DZS was incorporated under the laws of the state of Delaware in June 1999. The Company is headquartered in Plano, Texas with contract manufacturers located in the U.S., China, India, and Korea. The Company maintains offices to provide sales and customer support at global locations. Through 2022, we have also used our manufacturing facility in Seminole, Florida. In October 2022, we announced an agreement with Fabrinet, a third-party provider of electromechanical and electronic manufacturing and distribution services, to transition the sourcing, procurement, order-fulfillment, manufacturing and return merchandise authorization activities in the Company's Seminole facility to Fabrinet. The transition began in October 2022 and substantially completed in the beginning of 2023, whereupon the Company no longer manufactures its products.
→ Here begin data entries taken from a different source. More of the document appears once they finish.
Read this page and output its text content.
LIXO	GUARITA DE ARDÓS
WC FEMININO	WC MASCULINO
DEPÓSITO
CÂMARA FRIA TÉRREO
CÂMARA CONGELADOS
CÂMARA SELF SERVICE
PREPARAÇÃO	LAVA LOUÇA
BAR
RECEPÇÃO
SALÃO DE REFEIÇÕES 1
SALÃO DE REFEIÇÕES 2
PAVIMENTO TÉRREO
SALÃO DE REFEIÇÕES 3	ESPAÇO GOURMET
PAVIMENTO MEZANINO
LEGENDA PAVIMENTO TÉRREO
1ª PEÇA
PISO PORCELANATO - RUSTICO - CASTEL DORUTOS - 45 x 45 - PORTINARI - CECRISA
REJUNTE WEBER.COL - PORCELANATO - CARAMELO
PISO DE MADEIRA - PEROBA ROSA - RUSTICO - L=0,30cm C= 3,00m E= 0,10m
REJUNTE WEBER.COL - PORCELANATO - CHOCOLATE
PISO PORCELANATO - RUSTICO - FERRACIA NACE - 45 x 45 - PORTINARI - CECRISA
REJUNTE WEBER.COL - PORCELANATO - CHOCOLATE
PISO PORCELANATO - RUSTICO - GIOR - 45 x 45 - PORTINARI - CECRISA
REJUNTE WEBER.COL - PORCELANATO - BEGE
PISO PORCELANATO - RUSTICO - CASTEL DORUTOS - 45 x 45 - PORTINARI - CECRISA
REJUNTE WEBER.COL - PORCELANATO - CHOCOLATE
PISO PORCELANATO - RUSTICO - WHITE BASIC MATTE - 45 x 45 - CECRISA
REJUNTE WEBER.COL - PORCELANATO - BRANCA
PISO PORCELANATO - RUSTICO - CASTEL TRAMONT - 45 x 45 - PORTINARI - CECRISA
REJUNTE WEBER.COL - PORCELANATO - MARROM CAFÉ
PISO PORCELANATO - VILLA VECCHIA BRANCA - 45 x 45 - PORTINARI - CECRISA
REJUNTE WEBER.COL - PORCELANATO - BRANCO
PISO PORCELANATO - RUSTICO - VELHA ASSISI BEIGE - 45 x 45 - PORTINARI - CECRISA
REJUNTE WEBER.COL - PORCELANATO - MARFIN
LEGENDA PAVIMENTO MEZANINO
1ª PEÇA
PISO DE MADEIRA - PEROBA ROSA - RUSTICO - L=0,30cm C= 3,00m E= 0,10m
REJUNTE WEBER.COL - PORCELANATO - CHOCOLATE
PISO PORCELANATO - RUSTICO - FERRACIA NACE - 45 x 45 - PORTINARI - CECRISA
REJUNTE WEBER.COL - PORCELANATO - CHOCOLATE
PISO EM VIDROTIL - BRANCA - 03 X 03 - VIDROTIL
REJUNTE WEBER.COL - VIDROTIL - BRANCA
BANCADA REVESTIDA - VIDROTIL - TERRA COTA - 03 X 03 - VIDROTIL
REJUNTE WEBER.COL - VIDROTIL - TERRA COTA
On April 5, 2024, the Company completed a divestiture of certain subsidiaries in Asia (the "Asia Sale"). The divestiture allows DZS to focus on the Americas, Europe/Middle East/Africa (EMEA), and Australia/New Zealand (ANZ) regions that are strategically aligned with the technology and acquisition investments made over the past several years.
(b) Basis of Presentation
The accompanying unaudited condensed consolidated financial statements have been prepared in accordance with accounting principles generally accepted in the United States of America (U.S. GAAP) for interim financial information and with the instructions to Form 10-Q and Article 3 of Regulation S-X. Accordingly, they do not include all of the information and footnotes required by U.S. GAAP for complete financial statements. These financial statements include the accounts of the Company and its wholly owned subsidiaries. These unaudited condensed consolidated financial statements should be read in conjunction with the consolidated financial statements of the Company and notes thereto included in the Company’s Annual Report on Form 10-K for the year ended December 31, 2023, filed with the Securities and Exchange Commission (“SEC”) on August 13, 2024. For a complete description of what the Company believes to be the critical accounting policies and estimates used in the preparation of its unaudited condensed consolidated financial statements, refer to the Company’s Annual Report on Form 10-K for the year ended December 31, 2023.
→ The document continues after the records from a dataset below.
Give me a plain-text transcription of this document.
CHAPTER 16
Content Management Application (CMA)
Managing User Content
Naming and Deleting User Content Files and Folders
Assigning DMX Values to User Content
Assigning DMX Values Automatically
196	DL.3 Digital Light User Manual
Operating results of subsidiaries divested in conjunction with the Asia Sale were classified as discontinued operations in the unaudited condensed consolidated statements of comprehensive loss for all periods presented. Assets and liabilities of these subsidiaries were classified as assets and liabilities held for sale of the unaudited condensed consolidated balance sheets for all periods presented.
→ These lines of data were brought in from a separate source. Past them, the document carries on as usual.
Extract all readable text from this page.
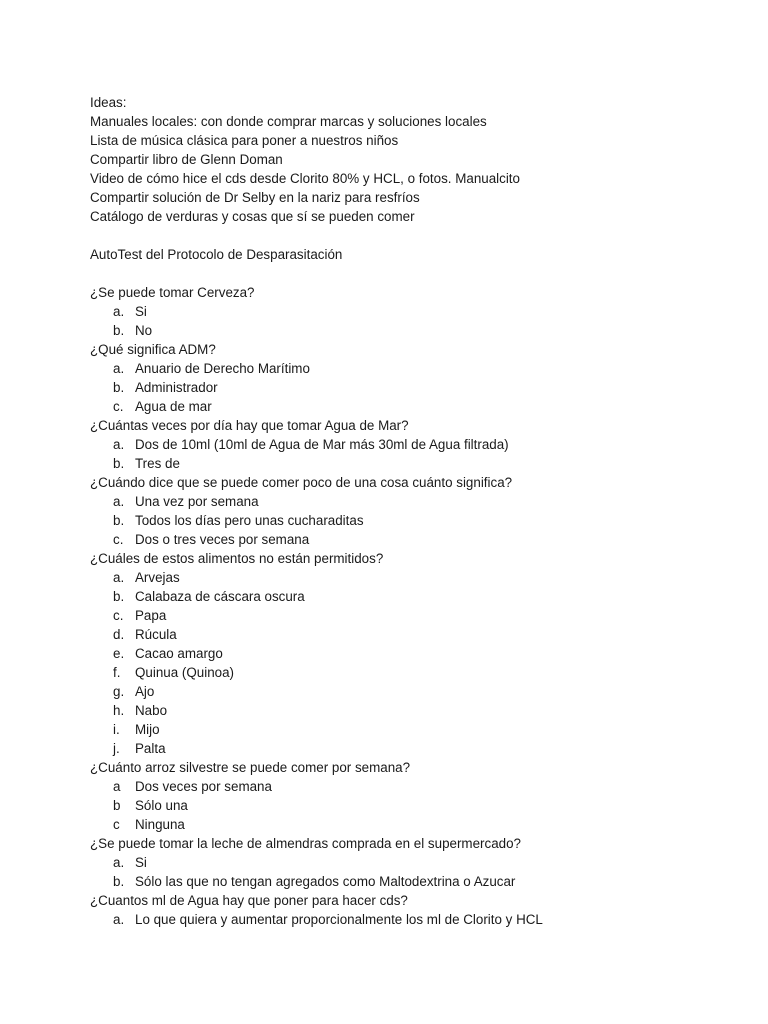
Ideas:
Manuales locales: con donde comprar marcas y soluciones locales
Lista de música clásica para poner a nuestros niños
Compartir libro de Glenn Doman
Video de cómo hice el cds desde Clorito 80% y HCL, o fotos. Manualcito
Compartir solución de Dr Selby en la nariz para resfríos
Catálogo de verduras y cosas que sí se pueden comer
AutoTest del Protocolo de Desparasitación
¿Se puede tomar Cerveza?
a. Si
b. No
¿Qué significa ADM?
a. Anuario de Derecho Marítimo
b. Administrador
c. Agua de mar
¿Cuántas veces por día hay que tomar Agua de Mar?
a. Dos de 10ml (10ml de Agua de Mar más 30ml de Agua filtrada)
b. Tres de
¿Cuándo dice que se puede comer poco de una cosa cuánto significa?
a. Una vez por semana
b. Todos los días pero unas cucharaditas
c. Dos o tres veces por semana
¿Cuáles de estos alimentos no están permitidos?
a. Arvejas
b. Calabaza de cáscara oscura
c. Papa
d. Rúcula
e. Cacao amargo
f. Quinua (Quinoa)
g. Ajo
h. Nabo
i. Mijo
j. Palta
¿Cuánto arroz silvestre se puede comer por semana?
a Dos veces por semana
b Sólo una
c Ninguna
¿Se puede tomar la leche de almendras comprada en el supermercado?
a. Si
b. Sólo las que no tengan agregados como Maltodextrina o Azucar
¿Cuantos ml de Agua hay que poner para hacer cds?
a. Lo que quiera y aumentar proporcionalmente los ml de Clorito y HCL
All intercompany transactions and balances have been eliminated in consolidation. The unaudited condensed consolidated financial statements reflect all adjustments (consisting only of normal recurring adjustments) that, in the opinion of management, are necessary for a fair presentation of the results for the interim periods presented. The results of operations for the current interim period are not necessarily indicative of results to be expected for the current year or any other period.
(c) Risks and Uncertainties
The accompanying unaudited condensed consolidated financial statements have been prepared in conformity with U.S. GAAP, assuming the Company will continue as a going concern.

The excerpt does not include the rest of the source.